Eddie Brown

No. 17
- Position: Offensive specialist

Personal information
- Born: October 2, 1969 (age 56) Miami, Florida, U.S.
- Listed height: 5 ft 11 in (1.80 m)
- Listed weight: 192 lb (87 kg)

Career information
- College: Louisiana Tech
- NFL draft: 1991: undrafted

Career history

Playing
- Phoenix Cardinals (1991–1992)*; Albany/Indiana Firebirds (1994–2003);
- * Offseason or practice squad member only

Coaching
- Tamarac (NY) HS (basketball coach); Shaker HS (JV WR); Ben Davis HS (WR) (2006); Fort Wayne Fusion (2007); Wabash (assistant) (2007–2008); Fort Scott (assistant) (2009–2010); Wyandotte HS (2011–2014); Northwestern HS (2014); Boyd Anderson HS (2015–2016); Coral Springs HS (2023–2024); Miami Central (athletic director) (2024–present);

Awards and highlights
- ArenaBowl champion (1999); AFL MVP (1994); 2× AFL Offensive Player of the Year (1996, 1999); 3× First-team All-Arena (1994, 1996, 1999); Second-team All-Arena (1998); AFL 15th Anniversary Team (2001); AFL's 20 Greatest Players #1 (2006); AFL's 25 Greatest Players #2 (2012) ; Arena Football Hall of Fame inductee (2011); No. 17 jersey retired by Albany (2018);

Career AFL statistics
- Receptions: 950
- Rec. Yards: 12,736
- Rec. Touchdowns: 303
- Rush-Yards-TDs: 89-213-32
- KR-KR Yards-KR TDs: 166-2,756-9
- Stats at ArenaFan.com

= Eddie Brown (arena football) =

American football player and coach (born 1969)

Eddie Brown (born October 2, 1969), nicknamed "Touchdown", is an American former professional football offensive specialist who played for the Albany/Indiana Firebirds of the Arena Football League (AFL) from 1994 to 2003. He played college football at Louisiana Tech.

==Professional career==
Brown played for the Albany Firebirds from 1994 until 2000, when he had to retire after the first game of the 2000 season due to the custody battle of his daughter.
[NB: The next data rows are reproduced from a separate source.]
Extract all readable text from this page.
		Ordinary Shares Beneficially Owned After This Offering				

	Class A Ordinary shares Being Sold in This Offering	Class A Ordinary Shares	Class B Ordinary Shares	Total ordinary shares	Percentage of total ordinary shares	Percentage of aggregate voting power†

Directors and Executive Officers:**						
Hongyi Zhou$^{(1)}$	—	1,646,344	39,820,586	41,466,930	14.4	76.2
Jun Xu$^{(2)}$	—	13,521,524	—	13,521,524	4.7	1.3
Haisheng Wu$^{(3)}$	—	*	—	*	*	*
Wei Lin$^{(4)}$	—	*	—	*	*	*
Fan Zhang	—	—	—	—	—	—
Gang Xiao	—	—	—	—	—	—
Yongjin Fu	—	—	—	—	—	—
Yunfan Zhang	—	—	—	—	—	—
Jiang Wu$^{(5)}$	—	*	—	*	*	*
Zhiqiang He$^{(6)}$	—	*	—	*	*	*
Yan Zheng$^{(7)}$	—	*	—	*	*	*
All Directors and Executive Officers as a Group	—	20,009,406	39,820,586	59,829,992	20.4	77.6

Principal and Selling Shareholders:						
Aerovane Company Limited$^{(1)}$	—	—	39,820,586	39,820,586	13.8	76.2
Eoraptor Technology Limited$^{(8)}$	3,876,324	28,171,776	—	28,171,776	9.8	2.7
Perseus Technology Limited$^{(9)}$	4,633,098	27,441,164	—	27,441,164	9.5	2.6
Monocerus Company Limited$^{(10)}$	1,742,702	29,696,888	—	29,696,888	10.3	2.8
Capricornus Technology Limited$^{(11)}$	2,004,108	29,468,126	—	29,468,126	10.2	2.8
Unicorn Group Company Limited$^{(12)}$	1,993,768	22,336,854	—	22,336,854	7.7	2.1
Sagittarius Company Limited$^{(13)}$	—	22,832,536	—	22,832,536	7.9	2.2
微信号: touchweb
In his time in Albany, Eddie won ArenaBowl XIII in 1999 and won ArenaBowl MVP. He also won the AFL's Most Valuable Player award in 1994. Eddie unretired when the Firebirds franchise moved to Indianapolis, Indiana where he played for three more seasons until 2003, and retired in 2004 after being cut by the Firebirds. In January 2006, as the AFL celebrated its 20th anniversary, Brown was voted the best player in league history. On August 12, 2011, Brown was named as an inductee into the AFL Hall of Fame.

==Personal life==
Brown is the father of NFL wide receiver Antonio Brown.